More than any other member of the brilliant generation leading their country through the American Revolution, Thomas Jefferson defined the ideals guiding the new nation’s future. This excellent, concise biography sketches his life and examines ambiguities and contradictions between Jefferson’s ideas and his actions.
An eighteenth century aristocratic Virginia plantation owner, Jefferson became the leading American theorist of liberty, democracy, and the rights of man. A slave owner, who condemned slavery as harmful to both whites and blacks, he held racist views of black inferiority and could not envision ex-slaves as citizens of a republic. Jefferson, a champion of states rights, who believed in limiting the size and power of the federal government, as president doubled the size of the nation through the Louisiana Purchase. He also used his presidential powers to wage war against the North African Barbary states, thus protecting American ships and seamen from seizure and enslavement.

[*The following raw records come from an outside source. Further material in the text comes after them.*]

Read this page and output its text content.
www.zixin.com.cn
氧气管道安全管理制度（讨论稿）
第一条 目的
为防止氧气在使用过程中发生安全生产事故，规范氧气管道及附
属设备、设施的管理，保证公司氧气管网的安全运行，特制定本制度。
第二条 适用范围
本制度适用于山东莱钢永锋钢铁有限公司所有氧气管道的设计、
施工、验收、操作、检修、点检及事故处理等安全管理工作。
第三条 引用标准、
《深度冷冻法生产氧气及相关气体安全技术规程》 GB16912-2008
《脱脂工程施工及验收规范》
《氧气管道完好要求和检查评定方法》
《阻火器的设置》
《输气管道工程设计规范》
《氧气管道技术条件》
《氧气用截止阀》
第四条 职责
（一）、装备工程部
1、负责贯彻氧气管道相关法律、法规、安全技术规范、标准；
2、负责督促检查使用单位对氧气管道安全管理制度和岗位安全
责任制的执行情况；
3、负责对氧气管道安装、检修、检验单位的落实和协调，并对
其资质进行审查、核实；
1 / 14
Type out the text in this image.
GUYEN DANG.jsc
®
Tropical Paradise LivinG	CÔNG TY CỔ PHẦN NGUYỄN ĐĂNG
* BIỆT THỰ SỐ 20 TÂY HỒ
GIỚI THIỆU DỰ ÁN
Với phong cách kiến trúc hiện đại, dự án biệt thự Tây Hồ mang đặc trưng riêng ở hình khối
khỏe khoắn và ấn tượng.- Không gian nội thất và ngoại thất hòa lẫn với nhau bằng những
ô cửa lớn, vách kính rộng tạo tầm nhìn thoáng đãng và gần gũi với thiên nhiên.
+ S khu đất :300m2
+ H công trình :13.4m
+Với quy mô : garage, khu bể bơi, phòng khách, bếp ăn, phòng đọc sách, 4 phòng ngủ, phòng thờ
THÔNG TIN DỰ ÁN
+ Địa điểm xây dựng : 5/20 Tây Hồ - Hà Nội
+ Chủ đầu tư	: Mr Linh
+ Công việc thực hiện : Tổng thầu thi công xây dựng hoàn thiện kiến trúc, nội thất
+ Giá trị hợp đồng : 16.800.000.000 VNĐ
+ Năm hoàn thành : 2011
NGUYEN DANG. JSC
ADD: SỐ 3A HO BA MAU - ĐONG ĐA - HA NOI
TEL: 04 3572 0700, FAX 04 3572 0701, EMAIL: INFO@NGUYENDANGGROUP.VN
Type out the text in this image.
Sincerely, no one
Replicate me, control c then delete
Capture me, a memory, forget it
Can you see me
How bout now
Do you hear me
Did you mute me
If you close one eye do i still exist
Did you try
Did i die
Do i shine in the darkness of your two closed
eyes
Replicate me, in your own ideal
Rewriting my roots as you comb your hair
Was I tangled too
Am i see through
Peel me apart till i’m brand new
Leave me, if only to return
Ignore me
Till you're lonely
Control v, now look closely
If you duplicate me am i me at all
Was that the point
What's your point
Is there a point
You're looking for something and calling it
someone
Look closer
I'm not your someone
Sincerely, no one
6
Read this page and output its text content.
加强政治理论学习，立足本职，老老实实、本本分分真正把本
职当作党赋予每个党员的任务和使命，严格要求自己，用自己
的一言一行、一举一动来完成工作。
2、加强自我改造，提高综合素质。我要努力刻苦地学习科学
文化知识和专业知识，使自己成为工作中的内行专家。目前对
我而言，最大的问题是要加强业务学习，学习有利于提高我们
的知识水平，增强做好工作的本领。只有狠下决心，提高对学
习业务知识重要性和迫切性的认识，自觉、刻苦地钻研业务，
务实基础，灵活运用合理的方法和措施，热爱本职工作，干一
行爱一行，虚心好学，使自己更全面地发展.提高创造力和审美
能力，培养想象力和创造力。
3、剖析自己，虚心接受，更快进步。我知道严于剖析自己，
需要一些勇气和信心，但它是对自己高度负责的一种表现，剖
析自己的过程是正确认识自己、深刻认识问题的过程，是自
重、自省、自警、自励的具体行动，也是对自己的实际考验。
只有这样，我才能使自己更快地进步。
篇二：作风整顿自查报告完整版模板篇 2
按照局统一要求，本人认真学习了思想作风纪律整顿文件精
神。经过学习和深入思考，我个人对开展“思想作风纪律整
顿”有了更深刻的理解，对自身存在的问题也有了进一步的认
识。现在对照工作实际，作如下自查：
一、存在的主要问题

R. B. Bernstein effectively sketches the historical and personal context surrounding Jefferson’s life. He describes the crushing burden of debt that worried Jefferson throughout his career, exacerbated during his retirement by a constant stream of visitors who expected to be welcomed, fed, and sometimes housed at Jefferson’s expense. The debts, against which his land and slaves were pledged, frustrated any ideas Jefferson might have of following Washington’s example of freeing his slaves; it also prevented him from leaving Monticello to his family. Bernstein evenhandedly depicts Jefferson’s opposition to Alexander Hamilton’s nationalizing program during the 1790’s, and his struggles with the Hamiltonian financial system as president. In a brief discussion of the controversy over Jefferson’s sexual relations with his slave Sally Hemings, Bernstein carefully assesses the evidence indicating that Jefferson probably fathered her children.
Bernstein’s extensive endnotes provide a useful bibliography of works dealing with the American Revolution and Early Republic.